Concetti Chiave
- Dopo il 30 settembre 1791, si svolgono elezioni secondo le disposizioni della Costituente, dando vita alla nuova Assemblea nazionale legislativa.
- L'Assemblea è monocamerale e composta da 745 membri, suddivisi in tre gruppi elettorali in base a territorio, popolazione e contributo diretto.
- Il sistema elettorale è basato su un criterio di censo, con l'elezione indiretta per garantire una mediazione nella selezione dei politici.
- Solo i cittadini "attivi", 25enni e contribuenti, hanno diritto di voto, escludendo chi è in stato di domesticità o servitore salariato.
- Gli elettori, selezionati tra i cittadini benestanti, eleggono a loro volta i deputati, evidenziando un sistema elettorale elitario.
Elezioni post 1791
Dopo il 30 settembre 1791 vengono indette normali elezioni come previsto dalla Costituente.
Composizione dell'assemblea
La nuova Assemblea nazionale legislativa è la nuova istituzione eletta, monocamerale, composta di 745 membri, divisi in tre gruppi elettorali non uguali, eletti secondo principio diverso. Sono infatti distribuiti negli 83 dipartimenti in base al territorio (247, 3 ciascuno più un rappresentante per Parigi), popolazione (249) e contributo diretto (249).

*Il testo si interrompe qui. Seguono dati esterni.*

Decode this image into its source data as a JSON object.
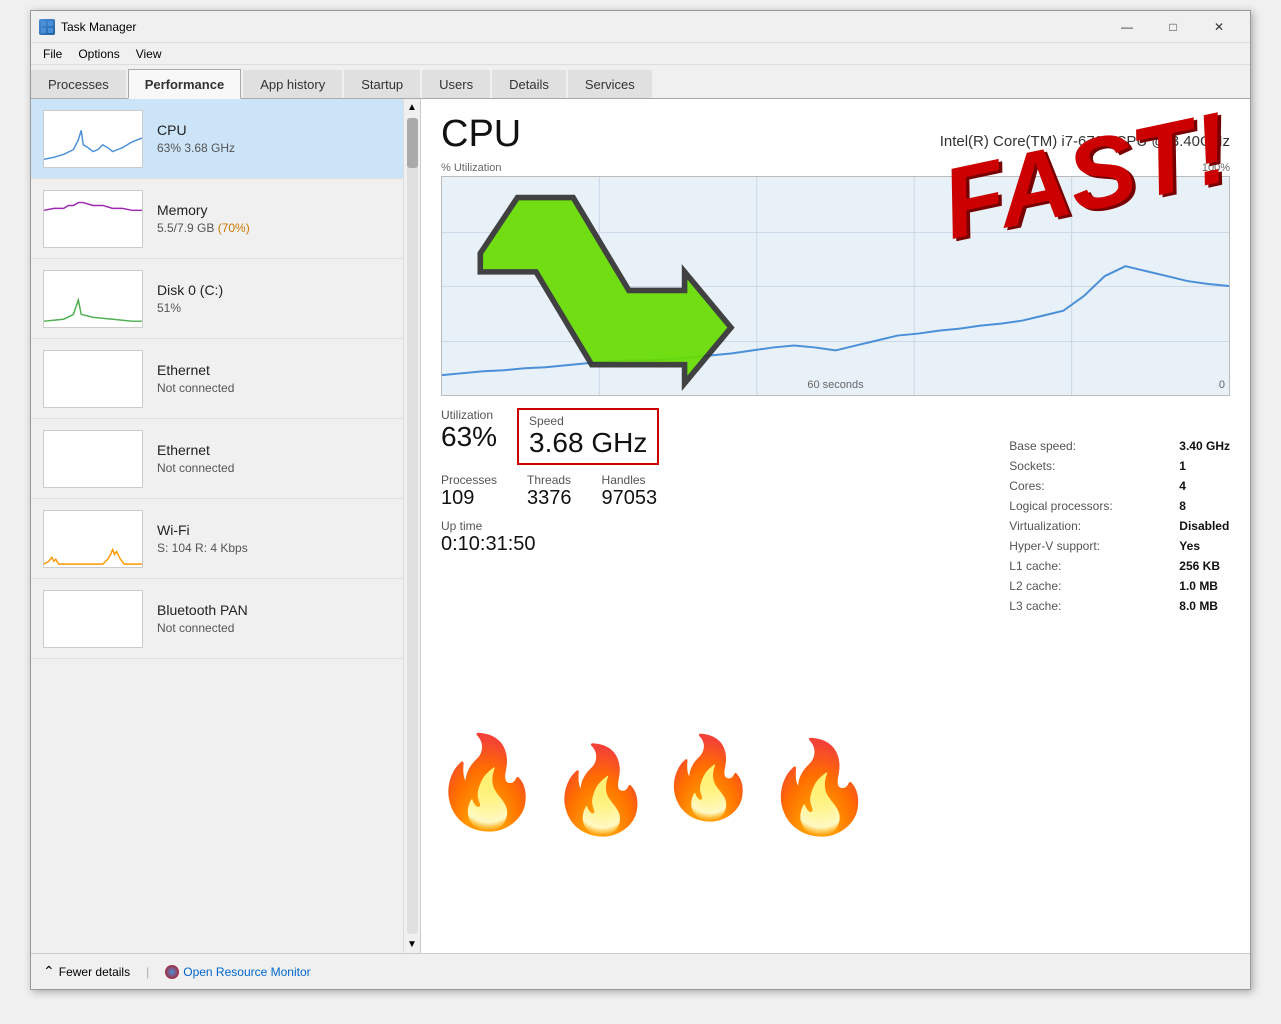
{
  "window": {
    "title": "Task Manager",
    "icon": "🖥"
  },
  "titlebar_buttons": {
    "minimize": "—",
    "maximize": "□",
    "close": "✕"
  },
  "menubar": {
    "items": [
      "File",
      "Options",
      "View"
    ]
  },
  "tabs": [
    {
      "id": "processes",
      "label": "Processes",
      "active": false
    },
    {
      "id": "performance",
      "label": "Performance",
      "active": true
    },
    {
      "id": "app-history",
      "label": "App history",
      "active": false
    },
    {
      "id": "startup",
      "label": "Startup",
      "active": false
    },
    {
      "id": "users",
      "label": "Users",
      "active": false
    },
    {
      "id": "details",
      "label": "Details",
      "active": false
    },
    {
      "id": "services",
      "label": "Services",
      "active": false
    }
  ],
  "sidebar": {
    "items": [
      {
        "id": "cpu",
        "name": "CPU",
        "stat": "63% 3.68 GHz",
        "active": true,
        "color": "#4a90d9"
      },
      {
        "id": "memory",
        "name": "Memory",
        "stat": "5.5/7.9 GB (70%)",
        "active": false,
        "color": "#9c27b0"
      },
      {
        "id": "disk",
        "name": "Disk 0 (C:)",
        "stat": "51%",
        "active": false,
        "color": "#4caf50"
      },
      {
        "id": "ethernet1",
        "name": "Ethernet",
        "stat": "Not connected",
        "active": false,
        "color": "#888"
      },
      {
        "id": "ethernet2",
        "name": "Ethernet",
        "stat": "Not connected",
        "active": false,
        "color": "#888"
      },
      {
        "id": "wifi",
        "name": "Wi-Fi",
        "stat": "S: 104 R: 4 Kbps",
        "active": false,
        "color": "#ff9800"
      },
      {
        "id": "bluetooth",
        "name": "Bluetooth PAN",
        "stat": "Not connected",
        "active": false,
        "color": "#888"
      }
    ]
  },
  "detail": {
    "title": "CPU",
    "model": "Intel(R) Core(TM) i7-6700 CPU @ 3.40GHz",
    "chart": {
      "y_label": "% Utilization",
      "y_max": "100%",
      "y_min": "0",
      "x_label": "60 seconds"
    },
    "stats": {
      "utilization_label": "Utilization",
      "utilization_value": "63%",
      "speed_label": "Speed",
      "speed_value": "3.68 GHz",
      "processes_label": "Processes",
      "processes_value": "109",
      "threads_label": "Threads",
      "threads_value": "3376",
      "handles_label": "Handles",
      "handles_value": "97053",
      "uptime_label": "Up time",
      "uptime_value": "0:10:31:50"
    },
    "info": {
      "base_speed_label": "Base speed:",
      "base_speed_value": "3.40 GHz",
      "sockets_label": "Sockets:",
      "sockets_value": "1",
      "cores_label": "Cores:",
      "cores_value": "4",
      "logical_processors_label": "Logical processors:",
      "logical_processors_value": "8",
      "virtualization_label": "Virtualization:",
      "virtualization_value": "Disabled",
      "hyper_v_label": "Hyper-V support:",
      "hyper_v_value": "Yes",
      "l1_cache_label": "L1 cache:",
      "l1_cache_value": "256 KB",
      "l2_cache_label": "L2 cache:",
      "l2_cache_value": "1.0 MB",
      "l3_cache_label": "L3 cache:",
      "l3_cache_value": "8.0 MB"
    }
  },
  "bottom": {
    "fewer_details_label": "Fewer details",
    "open_resource_monitor_label": "Open Resource Monitor"
  },
  "overlay": {
    "fast_text": "FAST!",
    "flame_emoji": "🔥"
  }
}
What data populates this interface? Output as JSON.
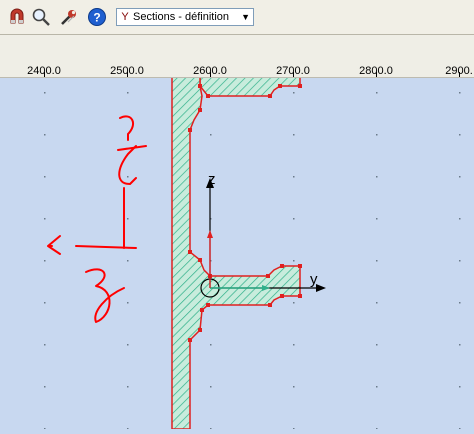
{
  "toolbar": {
    "icons": [
      "magnet-icon",
      "zoom-icon",
      "tools-icon",
      "help-icon"
    ],
    "section_select": {
      "value": "Sections - définition"
    }
  },
  "ruler": {
    "ticks": [
      "2400.0",
      "2500.0",
      "2600.0",
      "2700.0",
      "2800.0",
      "2900."
    ]
  },
  "axes": {
    "z_label": "z",
    "y_label": "y"
  },
  "colors": {
    "background": "#c8d8f0",
    "hatch": "#2fb08a",
    "outline": "#e02020",
    "ink": "#ff0000"
  }
}
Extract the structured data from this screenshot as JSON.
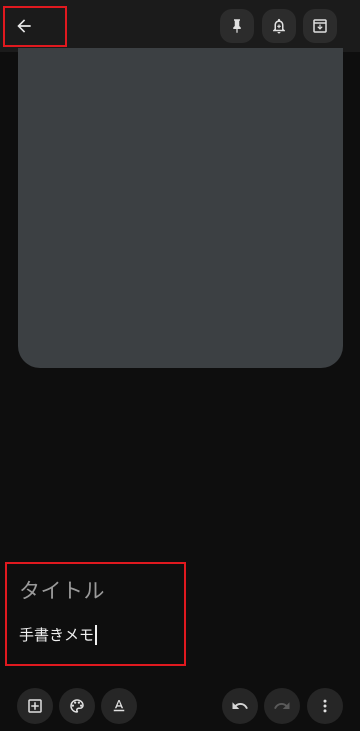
{
  "toolbar": {
    "back": "back-arrow-icon",
    "pin": "pin-icon",
    "reminder": "bell-plus-icon",
    "archive": "archive-icon"
  },
  "note": {
    "title_placeholder": "タイトル",
    "body": "手書きメモ"
  },
  "bottom_toolbar": {
    "add": "add-box-icon",
    "palette": "palette-icon",
    "text_format": "text-format-icon",
    "undo": "undo-icon",
    "redo": "redo-icon",
    "more": "more-vert-icon"
  },
  "colors": {
    "background": "#0e0e0e",
    "topbar": "#1b1b1b",
    "button_bg": "#2c2c2c",
    "drawing_card": "#3c4043",
    "highlight": "#e0191f",
    "placeholder_text": "#9a9a9a"
  }
}
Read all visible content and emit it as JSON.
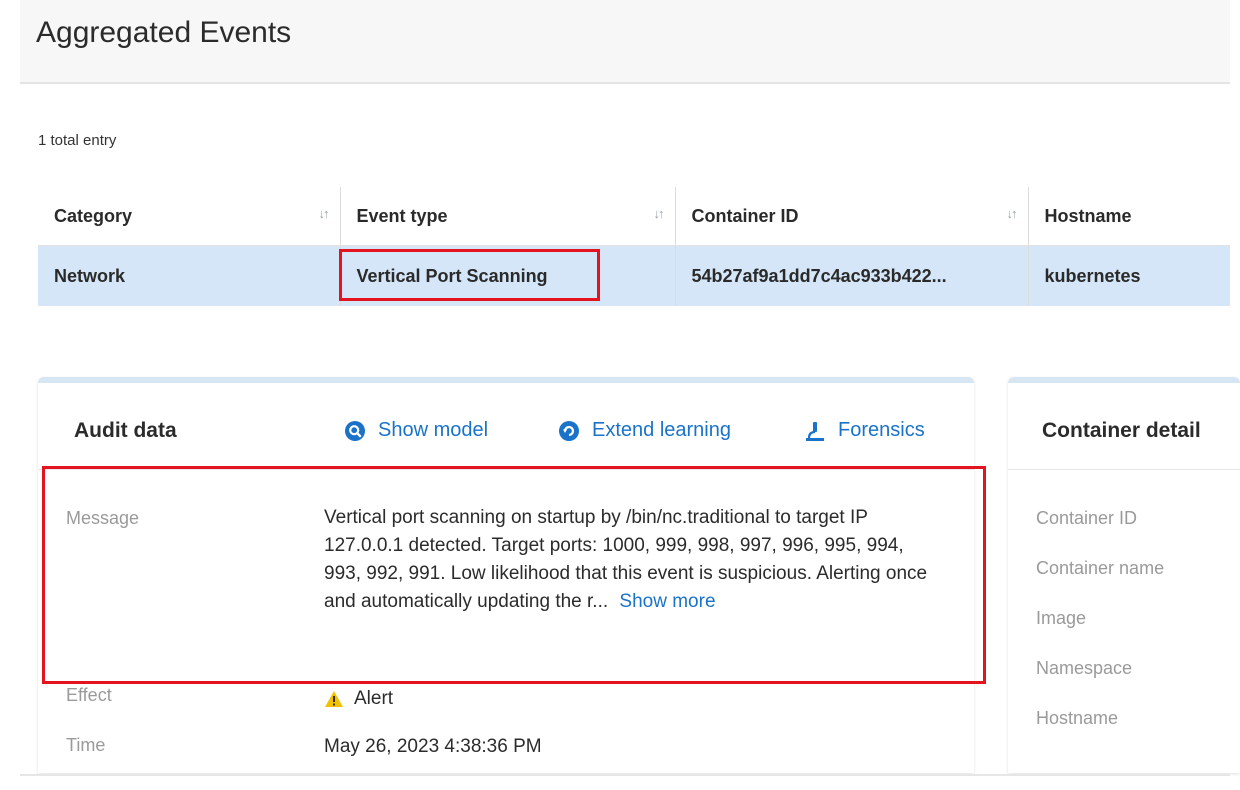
{
  "page": {
    "title": "Aggregated Events",
    "total_entries": "1 total entry"
  },
  "table": {
    "columns": [
      {
        "label": "Category",
        "sortable": true
      },
      {
        "label": "Event type",
        "sortable": true
      },
      {
        "label": "Container ID",
        "sortable": true
      },
      {
        "label": "Hostname",
        "sortable": false
      }
    ],
    "rows": [
      {
        "category": "Network",
        "event_type": "Vertical Port Scanning",
        "container_id": "54b27af9a1dd7c4ac933b422...",
        "hostname": "kubernetes"
      }
    ],
    "sort_icon": "↓↑"
  },
  "audit": {
    "title": "Audit data",
    "actions": {
      "show_model": "Show model",
      "extend_learning": "Extend learning",
      "forensics": "Forensics"
    },
    "fields": {
      "message_label": "Message",
      "message_value": "Vertical port scanning on startup by /bin/nc.traditional to target IP 127.0.0.1 detected. Target ports: 1000, 999, 998, 997, 996, 995, 994, 993, 992, 991. Low likelihood that this event is suspicious. Alerting once and automatically updating the r...",
      "show_more": "Show more",
      "effect_label": "Effect",
      "effect_value": "Alert",
      "time_label": "Time",
      "time_value": "May 26, 2023 4:38:36 PM"
    }
  },
  "container_details": {
    "title": "Container detail",
    "labels": [
      "Container ID",
      "Container name",
      "Image",
      "Namespace",
      "Hostname"
    ]
  },
  "colors": {
    "accent": "#1a73c9",
    "selected_row": "#d4e6f7",
    "highlight": "#e3141f",
    "card_border_top": "#d7e6f3",
    "warning": "#f2c200"
  },
  "icons": [
    "sort-icon",
    "show-model-icon",
    "extend-learning-icon",
    "forensics-icon",
    "warning-icon"
  ]
}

Sistema elettorale e censo
Per gli ultimi due gruppi, si procedeva dividendo totale della popolazione attiva e totale contributo del Regno in 249 parti, e ogni Dipartimento riceveva un numero di deputati proporzionale alle sue parti di popolazione e contributo.
Criteri di eleggibilità
L’elezione era indiretta, segnale evidente che si voleva avere una certa mediazione nell’espressione del voto, selezione del personale politico. Soprattutto, alle elezioni non partecipavano tutti i cittadini, ma solo quelli “attivi”, altro segno del carattere non certo popolare della rivoluzione. Si tratta di cittadini francesi, 25enni, residenti, contribuenti in almeno un valore uguale a tre giornate di lavoro. Quindi necessariamente qualcuno che si serve della manodopera altrui. Viene poi escluso chi è in stato di domesticità, cioè servitore salariato. Questo elettorato eleggeva degli “elettori” coloro che poi andranno a loro volta a scegliere i deputati. Per essere eletto elettore, si doveva essere in grado di contribuire con un valore pari a 200 giornate di lavoro. A eleggere i rappresentanti erano quindi persone molto benestanti, in un sistema elettorale basato in entrambi i gradi prevalentemente sul censo.
Domande da interrogazione
- Qual è la composizione dell'Assemblea nazionale legislativa dopo il 1791?
- Quali sono i criteri di eleggibilità per partecipare alle elezioni?
- Qual è la natura del sistema elettorale adottato dopo il 1791?
L'Assemblea nazionale legislativa è composta da 745 membri, suddivisi in tre gruppi elettorali, eletti in base a territorio, popolazione e contributo diretto, distribuiti nei 83 dipartimenti della Francia.
Solo i cittadini francesi "attivi", di almeno 25 anni, residenti e contribuenti con un valore pari a tre giornate di lavoro possono votare. Inoltre, chi è in stato di domesticità è escluso, e per diventare elettore è necessario contribuire con un valore di 200 giornate di lavoro.
Il sistema elettorale è indiretto e basato sul censo, limitando la partecipazione al voto a una ristretta élite benestante, evidenziando il carattere non popolare della rivoluzione.